NO WRITER ATTRIBUTED

Adlai Stevenson will not attend the Paris NATO conference a week from today.

The decision was his own. It was the result of several listless weeks in Washington, weeks which Stevenson spent preparing memoranda and submitting them to departments actually uninterested in what he had to say. Official Washington's tone was set by Sherman Adams's incredible remark that Adlai Stevenson was brought to the capital not because of his intelligence, but because the people seemed to want it. He was window-dressing.

In Eisenhower's Washington there appears to be a lack of immediacy, a thick-skinned obliviousness to time and urgent demands for leadership. Stevenson was unsure, after a conference with the President, whether he had been invited to Paris or not. Press Secretary Hagerty had to confirm the fact. The President seemed unaware of any partisan pressure on Stevenson, or, for that matter, any real necessity for decision.

Stevenson in Europe for the NATO meeting would have given some prestige to the American delegation; he is remembered there as a wise and temperate man. Stevenson in Europe would have reassured those Americans who have serious doubts about the Eisenhower-Dulles foreign policy. And most important, Stevenson in Europe might have introduced some political and economic dimensions for what promises to be a strictly military conference.

Why didn't he go? The question can best be answered by the man himself. At Paris, Stevenson could not have spoken for himself without appearing to stab the American delegation in the back. He could not have kept silent without implying tacit assent and wordless blessing to policies he did not conceive and did not believe in. At the present time, Stevenson is a political dead man. While more ambitious Democrats pursue more prudent courses, he may speak his mind on American foreign policy. To have gone to Europe would have compromised this new role as a responsible critic.
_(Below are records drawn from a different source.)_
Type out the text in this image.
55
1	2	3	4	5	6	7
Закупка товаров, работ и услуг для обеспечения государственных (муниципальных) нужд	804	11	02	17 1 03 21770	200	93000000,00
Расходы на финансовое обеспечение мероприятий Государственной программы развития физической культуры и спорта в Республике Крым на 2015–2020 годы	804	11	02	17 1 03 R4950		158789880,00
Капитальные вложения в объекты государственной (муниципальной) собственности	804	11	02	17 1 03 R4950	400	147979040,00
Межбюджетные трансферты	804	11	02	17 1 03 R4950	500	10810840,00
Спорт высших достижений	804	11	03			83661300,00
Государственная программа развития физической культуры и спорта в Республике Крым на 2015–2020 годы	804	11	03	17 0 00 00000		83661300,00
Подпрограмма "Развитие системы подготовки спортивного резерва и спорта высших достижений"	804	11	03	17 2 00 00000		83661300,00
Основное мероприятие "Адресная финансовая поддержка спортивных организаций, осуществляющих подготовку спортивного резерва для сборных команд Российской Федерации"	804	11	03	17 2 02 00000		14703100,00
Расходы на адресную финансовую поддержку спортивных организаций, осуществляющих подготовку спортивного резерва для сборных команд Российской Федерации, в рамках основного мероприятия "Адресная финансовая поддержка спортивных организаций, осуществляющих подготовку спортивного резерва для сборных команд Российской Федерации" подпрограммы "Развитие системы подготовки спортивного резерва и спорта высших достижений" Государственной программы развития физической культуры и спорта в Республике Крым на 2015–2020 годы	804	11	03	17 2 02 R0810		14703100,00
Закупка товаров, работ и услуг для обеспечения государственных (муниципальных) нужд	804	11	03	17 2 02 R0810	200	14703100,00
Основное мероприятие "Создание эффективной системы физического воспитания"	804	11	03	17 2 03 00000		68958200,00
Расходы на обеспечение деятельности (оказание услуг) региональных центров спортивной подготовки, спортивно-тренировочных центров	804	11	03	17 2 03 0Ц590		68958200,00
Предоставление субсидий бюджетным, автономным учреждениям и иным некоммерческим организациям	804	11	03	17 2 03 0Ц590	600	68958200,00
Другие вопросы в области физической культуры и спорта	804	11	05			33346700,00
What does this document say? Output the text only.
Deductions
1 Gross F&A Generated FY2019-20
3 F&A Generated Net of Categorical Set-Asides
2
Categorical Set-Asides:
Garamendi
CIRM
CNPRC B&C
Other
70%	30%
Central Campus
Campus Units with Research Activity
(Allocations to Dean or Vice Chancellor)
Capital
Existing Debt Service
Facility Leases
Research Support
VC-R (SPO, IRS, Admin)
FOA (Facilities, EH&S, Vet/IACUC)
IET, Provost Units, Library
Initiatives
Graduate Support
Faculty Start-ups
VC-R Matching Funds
Next week's agenda has been announced. The NATO conference will concern itself with Sputnik and missile secrets, with numbers of men and methods of military defense. There will be nothing said about France and Algeria, or Britain and Cyprus, or the U.S. and its China policy. There will be a conspiracy of silence against the urgent economic problems which face the free world--the trade barriers, the need for world markets, aid to neutral nations and underdeveloped countries. The politicians will labor next week under the old delusion that wars are won on battlefields alone.

These are the things which Adlai Stevenson can say to the American nation, to those who voted for him and to the many more who are now ready to listen. Indeed, these are the things which he has an obligation to say. His words this time will have an audience.